Luego Jesús alza la cabeza y se pone de pie. Dice:
-Vamos donde los otros, y donde la niña – y sale con su Madre al huerto.
Las tres discípulas, en el umbral de la habitación donde está la joven enferma, hablan a ritmo rápido con los apóstoles. Pero cuando ven a Jesús se callan y se arrodillan.
-La paz a ti, María de Alfeo, y a vosotras, Mirta y Noemí. ¿La niña duerme?
-Sí, persiste la fiebre, que la aturde y la consume. Si sigue así, morirá. Su tierno cuerpo no resiste la enfermedad, y la mente se turba por los recuerdos – dice María de Alfeo.
-Sí… y no reacciona porque dice que quiere morirse para no volver a ver romanos… – confirma Mirta. -Un dolor para nosotras que ya la queremos… – dice Noemí.
-¡ No temáis! – responde Jesús mientras se acerca a la entrada de la pequeña habitación y levanta la cortina…

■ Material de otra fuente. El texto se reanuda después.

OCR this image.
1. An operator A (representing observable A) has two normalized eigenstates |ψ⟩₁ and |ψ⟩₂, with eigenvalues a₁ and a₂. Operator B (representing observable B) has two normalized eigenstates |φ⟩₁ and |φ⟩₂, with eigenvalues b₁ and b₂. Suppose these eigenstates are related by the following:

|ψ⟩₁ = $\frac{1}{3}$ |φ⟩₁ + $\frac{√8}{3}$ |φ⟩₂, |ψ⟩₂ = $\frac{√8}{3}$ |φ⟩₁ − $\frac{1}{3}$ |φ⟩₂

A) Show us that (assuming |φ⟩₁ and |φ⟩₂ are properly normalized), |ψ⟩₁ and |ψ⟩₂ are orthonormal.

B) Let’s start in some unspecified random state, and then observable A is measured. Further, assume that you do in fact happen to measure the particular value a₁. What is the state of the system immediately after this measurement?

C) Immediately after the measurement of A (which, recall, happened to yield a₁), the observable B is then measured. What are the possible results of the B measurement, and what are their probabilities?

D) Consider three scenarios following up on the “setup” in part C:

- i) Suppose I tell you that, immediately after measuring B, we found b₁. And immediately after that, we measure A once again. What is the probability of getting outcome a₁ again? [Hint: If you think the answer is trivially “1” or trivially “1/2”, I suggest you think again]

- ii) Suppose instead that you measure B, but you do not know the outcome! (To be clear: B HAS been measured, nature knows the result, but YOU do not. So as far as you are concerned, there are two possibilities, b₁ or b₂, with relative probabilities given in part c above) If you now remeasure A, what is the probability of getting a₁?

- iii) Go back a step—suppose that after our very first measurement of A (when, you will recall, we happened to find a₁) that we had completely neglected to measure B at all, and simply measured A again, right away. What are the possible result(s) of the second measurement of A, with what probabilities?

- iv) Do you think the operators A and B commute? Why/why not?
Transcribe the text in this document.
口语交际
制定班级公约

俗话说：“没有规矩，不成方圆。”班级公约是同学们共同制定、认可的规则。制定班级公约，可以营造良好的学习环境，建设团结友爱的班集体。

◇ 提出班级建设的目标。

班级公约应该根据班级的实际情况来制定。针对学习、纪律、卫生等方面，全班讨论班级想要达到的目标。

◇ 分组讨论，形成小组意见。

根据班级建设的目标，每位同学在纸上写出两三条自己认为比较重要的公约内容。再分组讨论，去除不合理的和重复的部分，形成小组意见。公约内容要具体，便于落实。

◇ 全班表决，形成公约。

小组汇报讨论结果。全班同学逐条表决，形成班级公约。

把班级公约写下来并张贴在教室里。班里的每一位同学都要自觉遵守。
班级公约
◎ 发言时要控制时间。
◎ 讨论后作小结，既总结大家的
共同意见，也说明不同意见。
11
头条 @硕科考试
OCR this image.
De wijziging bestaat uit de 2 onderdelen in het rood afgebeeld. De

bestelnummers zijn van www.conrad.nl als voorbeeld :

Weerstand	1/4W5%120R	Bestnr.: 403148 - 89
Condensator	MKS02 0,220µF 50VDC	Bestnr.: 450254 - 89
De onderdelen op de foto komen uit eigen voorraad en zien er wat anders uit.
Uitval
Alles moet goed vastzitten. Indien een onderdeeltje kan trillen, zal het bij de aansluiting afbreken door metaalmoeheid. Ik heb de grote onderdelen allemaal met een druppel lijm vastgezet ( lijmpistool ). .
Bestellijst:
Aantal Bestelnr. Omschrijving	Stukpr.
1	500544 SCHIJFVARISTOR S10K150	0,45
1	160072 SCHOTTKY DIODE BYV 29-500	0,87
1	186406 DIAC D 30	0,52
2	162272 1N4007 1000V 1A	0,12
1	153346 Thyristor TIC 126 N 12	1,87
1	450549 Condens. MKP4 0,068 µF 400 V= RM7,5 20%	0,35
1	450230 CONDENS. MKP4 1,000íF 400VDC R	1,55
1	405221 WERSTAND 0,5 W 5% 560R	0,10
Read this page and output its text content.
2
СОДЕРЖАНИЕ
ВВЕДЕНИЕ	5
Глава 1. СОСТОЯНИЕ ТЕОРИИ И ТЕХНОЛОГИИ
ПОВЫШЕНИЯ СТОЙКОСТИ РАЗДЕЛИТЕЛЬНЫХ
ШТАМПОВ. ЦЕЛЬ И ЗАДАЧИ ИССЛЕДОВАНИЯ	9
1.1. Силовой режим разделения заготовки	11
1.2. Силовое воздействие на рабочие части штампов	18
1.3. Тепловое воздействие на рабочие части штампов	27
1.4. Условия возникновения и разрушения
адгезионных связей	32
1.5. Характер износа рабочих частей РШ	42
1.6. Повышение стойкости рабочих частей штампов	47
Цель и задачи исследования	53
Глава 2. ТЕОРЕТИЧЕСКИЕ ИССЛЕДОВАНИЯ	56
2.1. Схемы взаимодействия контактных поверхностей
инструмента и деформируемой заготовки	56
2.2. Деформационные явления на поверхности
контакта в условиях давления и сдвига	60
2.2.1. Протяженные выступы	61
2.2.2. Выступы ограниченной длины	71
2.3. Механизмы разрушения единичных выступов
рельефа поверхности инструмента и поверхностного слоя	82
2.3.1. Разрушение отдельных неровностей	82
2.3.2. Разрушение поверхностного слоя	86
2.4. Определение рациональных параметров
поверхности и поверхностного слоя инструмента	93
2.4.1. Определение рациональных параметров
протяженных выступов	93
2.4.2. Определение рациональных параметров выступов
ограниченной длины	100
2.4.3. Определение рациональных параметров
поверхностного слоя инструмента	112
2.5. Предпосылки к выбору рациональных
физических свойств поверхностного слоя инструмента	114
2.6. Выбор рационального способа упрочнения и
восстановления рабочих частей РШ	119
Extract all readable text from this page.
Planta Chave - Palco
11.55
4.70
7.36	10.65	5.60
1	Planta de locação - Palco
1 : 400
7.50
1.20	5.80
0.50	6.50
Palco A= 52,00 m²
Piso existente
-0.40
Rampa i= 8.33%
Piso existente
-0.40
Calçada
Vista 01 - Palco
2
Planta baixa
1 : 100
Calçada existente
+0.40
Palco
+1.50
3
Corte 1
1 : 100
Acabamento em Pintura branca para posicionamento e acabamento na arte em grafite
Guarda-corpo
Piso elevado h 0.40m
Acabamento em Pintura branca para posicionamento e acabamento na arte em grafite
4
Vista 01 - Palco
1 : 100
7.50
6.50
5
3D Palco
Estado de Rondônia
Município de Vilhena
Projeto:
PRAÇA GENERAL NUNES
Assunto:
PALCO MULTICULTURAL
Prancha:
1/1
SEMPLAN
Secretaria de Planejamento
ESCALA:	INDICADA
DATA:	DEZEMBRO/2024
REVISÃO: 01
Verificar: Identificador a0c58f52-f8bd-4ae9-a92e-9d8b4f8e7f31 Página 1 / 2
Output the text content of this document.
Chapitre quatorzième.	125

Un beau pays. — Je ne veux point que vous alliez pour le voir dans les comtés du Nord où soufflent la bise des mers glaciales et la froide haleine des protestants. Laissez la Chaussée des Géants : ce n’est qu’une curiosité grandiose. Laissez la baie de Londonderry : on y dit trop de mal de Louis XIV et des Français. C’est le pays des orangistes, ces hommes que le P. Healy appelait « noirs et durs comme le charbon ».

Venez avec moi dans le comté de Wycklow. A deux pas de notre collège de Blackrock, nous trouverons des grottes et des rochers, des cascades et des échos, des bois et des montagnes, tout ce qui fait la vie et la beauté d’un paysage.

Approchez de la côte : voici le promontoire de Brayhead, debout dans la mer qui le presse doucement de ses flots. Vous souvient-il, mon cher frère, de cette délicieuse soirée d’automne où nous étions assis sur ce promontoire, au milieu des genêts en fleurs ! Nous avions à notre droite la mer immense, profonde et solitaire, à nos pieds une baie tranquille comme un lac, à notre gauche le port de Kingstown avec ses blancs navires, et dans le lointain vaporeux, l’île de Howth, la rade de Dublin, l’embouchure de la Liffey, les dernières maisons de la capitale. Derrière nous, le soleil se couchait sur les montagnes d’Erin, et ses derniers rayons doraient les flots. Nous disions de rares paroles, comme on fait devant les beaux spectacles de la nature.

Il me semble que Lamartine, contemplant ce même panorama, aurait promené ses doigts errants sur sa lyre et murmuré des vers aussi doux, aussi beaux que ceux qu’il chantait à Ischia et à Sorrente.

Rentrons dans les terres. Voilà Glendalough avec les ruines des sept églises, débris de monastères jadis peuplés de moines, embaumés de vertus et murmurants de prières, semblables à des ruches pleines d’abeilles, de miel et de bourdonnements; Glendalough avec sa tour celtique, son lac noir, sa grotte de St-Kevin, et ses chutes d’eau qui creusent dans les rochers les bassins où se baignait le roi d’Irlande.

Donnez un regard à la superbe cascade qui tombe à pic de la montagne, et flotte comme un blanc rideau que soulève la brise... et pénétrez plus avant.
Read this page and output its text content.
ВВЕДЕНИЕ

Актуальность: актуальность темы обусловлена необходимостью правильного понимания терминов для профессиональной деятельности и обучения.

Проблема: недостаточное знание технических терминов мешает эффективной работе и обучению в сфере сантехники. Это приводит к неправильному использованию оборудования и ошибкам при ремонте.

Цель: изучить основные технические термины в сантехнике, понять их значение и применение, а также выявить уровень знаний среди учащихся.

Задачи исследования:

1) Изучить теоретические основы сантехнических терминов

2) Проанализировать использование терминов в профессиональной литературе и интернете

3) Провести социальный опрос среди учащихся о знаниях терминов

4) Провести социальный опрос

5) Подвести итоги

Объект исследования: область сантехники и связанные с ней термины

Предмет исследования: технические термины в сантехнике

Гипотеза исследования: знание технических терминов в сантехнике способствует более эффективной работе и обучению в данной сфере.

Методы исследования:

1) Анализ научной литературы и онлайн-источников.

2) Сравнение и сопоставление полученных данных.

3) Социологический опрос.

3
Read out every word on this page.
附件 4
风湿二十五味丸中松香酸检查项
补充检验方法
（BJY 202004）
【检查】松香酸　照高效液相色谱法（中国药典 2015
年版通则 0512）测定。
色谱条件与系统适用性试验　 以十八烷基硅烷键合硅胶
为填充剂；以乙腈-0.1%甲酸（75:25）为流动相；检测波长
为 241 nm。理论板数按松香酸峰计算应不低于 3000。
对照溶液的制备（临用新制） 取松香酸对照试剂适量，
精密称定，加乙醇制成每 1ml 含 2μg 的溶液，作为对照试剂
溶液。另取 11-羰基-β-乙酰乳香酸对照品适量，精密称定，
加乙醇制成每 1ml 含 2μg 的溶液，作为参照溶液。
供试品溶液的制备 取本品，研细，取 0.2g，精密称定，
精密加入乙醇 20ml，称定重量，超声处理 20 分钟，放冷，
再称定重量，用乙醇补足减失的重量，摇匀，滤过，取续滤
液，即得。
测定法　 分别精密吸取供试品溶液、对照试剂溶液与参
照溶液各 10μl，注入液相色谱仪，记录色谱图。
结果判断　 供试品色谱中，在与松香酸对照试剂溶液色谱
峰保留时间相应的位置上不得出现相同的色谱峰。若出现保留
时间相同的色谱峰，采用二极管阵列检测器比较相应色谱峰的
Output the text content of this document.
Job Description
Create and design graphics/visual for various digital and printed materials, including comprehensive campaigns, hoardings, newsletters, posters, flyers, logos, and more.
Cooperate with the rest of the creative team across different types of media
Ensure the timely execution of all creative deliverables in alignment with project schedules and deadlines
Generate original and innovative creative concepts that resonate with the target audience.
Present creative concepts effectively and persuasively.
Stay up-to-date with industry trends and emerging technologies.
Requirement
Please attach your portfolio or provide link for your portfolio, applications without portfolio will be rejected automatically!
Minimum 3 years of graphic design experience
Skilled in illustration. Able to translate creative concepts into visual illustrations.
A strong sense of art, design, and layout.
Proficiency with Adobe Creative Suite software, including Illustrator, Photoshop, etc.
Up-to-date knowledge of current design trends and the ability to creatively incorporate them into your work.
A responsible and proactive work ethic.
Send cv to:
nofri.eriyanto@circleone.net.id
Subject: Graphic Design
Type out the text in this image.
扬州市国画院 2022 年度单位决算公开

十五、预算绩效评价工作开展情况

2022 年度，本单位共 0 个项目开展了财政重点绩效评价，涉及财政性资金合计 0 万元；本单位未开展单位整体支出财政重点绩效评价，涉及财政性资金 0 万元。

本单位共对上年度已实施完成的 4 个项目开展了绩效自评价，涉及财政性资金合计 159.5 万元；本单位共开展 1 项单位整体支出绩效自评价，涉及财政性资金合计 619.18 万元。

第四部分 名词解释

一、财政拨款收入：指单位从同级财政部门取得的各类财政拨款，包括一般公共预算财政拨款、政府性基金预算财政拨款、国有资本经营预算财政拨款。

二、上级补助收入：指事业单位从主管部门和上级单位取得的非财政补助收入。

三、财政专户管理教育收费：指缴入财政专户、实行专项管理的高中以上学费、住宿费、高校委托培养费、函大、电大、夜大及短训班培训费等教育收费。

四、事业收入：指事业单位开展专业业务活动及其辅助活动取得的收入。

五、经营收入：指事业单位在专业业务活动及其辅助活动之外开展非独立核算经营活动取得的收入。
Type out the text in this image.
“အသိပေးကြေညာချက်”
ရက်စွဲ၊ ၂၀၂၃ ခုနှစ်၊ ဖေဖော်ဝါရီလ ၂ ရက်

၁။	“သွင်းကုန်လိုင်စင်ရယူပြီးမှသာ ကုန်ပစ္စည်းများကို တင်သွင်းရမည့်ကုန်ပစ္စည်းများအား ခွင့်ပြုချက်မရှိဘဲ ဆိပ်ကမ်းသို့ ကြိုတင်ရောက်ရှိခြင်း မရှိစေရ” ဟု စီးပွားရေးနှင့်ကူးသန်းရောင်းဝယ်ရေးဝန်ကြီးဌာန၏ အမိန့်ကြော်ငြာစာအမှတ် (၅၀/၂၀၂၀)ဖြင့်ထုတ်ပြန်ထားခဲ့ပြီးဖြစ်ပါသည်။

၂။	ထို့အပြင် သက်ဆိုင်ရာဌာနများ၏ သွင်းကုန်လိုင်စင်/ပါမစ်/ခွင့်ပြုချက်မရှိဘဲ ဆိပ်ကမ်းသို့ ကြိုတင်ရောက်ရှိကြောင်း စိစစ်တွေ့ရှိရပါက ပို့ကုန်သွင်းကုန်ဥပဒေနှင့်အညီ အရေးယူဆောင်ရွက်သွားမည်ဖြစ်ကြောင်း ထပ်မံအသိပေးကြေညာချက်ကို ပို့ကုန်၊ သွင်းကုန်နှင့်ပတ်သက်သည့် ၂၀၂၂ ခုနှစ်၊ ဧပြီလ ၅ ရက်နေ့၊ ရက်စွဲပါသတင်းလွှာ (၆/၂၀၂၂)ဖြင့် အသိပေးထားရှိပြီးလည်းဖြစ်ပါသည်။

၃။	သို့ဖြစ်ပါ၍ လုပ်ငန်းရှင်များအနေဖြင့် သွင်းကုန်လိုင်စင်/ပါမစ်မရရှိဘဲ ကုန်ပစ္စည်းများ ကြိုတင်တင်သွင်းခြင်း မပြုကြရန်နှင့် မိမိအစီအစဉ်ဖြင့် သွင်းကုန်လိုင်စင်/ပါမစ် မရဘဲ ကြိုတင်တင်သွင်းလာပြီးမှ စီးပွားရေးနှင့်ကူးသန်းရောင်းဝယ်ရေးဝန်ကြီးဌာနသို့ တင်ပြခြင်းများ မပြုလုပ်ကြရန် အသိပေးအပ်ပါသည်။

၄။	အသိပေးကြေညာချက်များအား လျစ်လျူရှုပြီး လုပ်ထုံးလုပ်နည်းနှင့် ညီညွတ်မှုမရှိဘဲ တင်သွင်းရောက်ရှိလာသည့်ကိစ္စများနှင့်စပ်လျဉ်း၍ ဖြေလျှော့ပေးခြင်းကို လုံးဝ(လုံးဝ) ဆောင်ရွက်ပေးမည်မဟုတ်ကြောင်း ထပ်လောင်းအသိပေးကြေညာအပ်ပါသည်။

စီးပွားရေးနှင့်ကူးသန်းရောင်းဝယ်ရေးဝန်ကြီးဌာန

En el lecho que está pegado a la pared, frente a la puerta, se ve la carita enflaquecida, sepultada bajo la masa de los largos cabellos dorados, una carita de nieve, excepto en los pómulos, que presentan un color rojo encendido. Duerme con fatiga, profiriendo entre dientes palabras balbucientes, incomprensibles, mientras, con la mano relajada encima de la cubrecama, hace, de vez en cuando, un gesto como para rechazar algo.
Jesús no entra. La mira con mirada de compasión. Luego llama fuerte:
-¡Áurea! ¡Ven! ¡Está aquí tu Salvador!
La niña se sienta bruscamente en el lecho, lo ve y emitiendo un grito, baja y corre, vestida con una larga y suelta túnica, descalza, hacia Jesús, y se arroja a sus pies diciendo:
-¡Señor! ¡Ahora sí que me has liberado!
-Está curada. ¿Veis? No podía morir, porque antes debe conocer la Verdad.
Y a la niña, que le besa los pies, le dice:
-¡Arriba! Y vive en paz – y le pone la mano encima de la cabeza ya no febricitante.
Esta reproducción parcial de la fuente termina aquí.